Company Lacks Good Management
An employee's relationship with his supervisor is often the most decisive factor in assuring his loyalty, according to "Forbes" magazine's January 2012 article, "Why Your Employees Are Leaving." Good managers who connect with employees are more likely to retain them, even if they're making top money. Bad managers don't communicate regularly with their team members, or express appreciation for their work, which makes them more likely to quit.
Employee Workloads Are Too High
Turnover can serve as a wake-up call to revisit workloads that trigger significant burnout and stress, according to a 2006 survey by the National Council of Crime and Delinquency. The council interviewed 297 former child welfare and juvenile justice workers, to determine why they quit their jobs.
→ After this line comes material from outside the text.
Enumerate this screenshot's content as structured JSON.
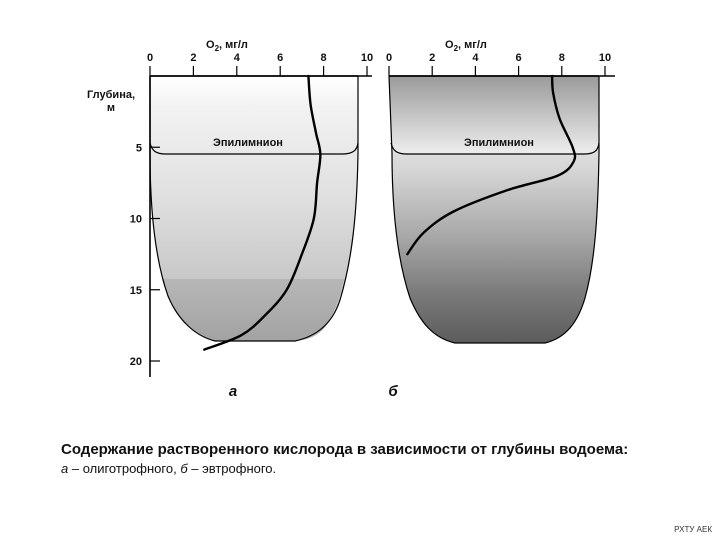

Sixty-five percent of the participants identified large caseloads as a factor in their resignation, while an additional 35 percent would have stayed on the job if their workloads had been more manageable.
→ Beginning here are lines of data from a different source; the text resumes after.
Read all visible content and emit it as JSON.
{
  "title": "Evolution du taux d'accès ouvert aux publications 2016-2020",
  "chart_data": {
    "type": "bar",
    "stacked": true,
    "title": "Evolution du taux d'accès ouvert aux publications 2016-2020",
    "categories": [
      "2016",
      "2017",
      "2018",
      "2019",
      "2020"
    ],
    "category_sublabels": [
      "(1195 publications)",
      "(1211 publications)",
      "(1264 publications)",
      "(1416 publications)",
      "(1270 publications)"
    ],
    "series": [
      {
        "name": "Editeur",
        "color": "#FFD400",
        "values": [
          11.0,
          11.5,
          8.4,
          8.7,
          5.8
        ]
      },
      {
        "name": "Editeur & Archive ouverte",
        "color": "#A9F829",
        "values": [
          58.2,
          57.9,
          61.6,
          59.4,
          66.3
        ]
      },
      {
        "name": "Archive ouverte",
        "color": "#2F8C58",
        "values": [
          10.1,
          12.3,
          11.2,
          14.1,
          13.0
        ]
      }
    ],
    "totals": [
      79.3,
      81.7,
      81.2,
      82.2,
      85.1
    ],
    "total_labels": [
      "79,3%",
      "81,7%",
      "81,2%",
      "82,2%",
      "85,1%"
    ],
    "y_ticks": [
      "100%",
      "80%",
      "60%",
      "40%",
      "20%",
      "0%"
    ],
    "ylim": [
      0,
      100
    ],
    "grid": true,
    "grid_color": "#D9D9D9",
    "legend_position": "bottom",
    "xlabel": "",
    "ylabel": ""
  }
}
Jobs Don't Match Expectations
Thirty-five percent of 19,700 U.S. employees surveyed by the Saratoga Institute quit during the first six months because they don't like something about the job, management consultant Leigh Branham states in his February 2005 article, "The Seven Hidden Reasons Employees Leave." This situation results when managers soft sell a job's less appealing aspects, asserts Branham, writing for the Center for Association Leadership. Once workers discover the truth, however, they're out the door, which further aggravates a company's turnover issues.
Opportunities Are Nonexistent
Opportunities for career advancement and growth play a key part in determining how long employees stay with a company. Eighty-five percent of the employees in the Saratoga Institute survey identified career growth as a key reward, but only 49 percent saw companies taking measures to promote it. Managers compound the problems by failing to praise employees who exceed expectations, Branham says. Staff members who feel devalued or unrecognized, in turn, are more likely to find an employer who acknowledges them.
Work Environment Is Stressful
A continual exodus of talent can indicate a stressful, unstable work environment of ever-changing job titles, workloads and supervisors. One reality of this situation is that some people lose their jobs, which doesn't inspire the survivors to put down roots, according to "Forbes" magazine. This situation also makes itself felt through departmental turf wars that pit employees against each other. Faced with these situations, employees will opt to go elsewhere than stay in an unhealthy atmosphere.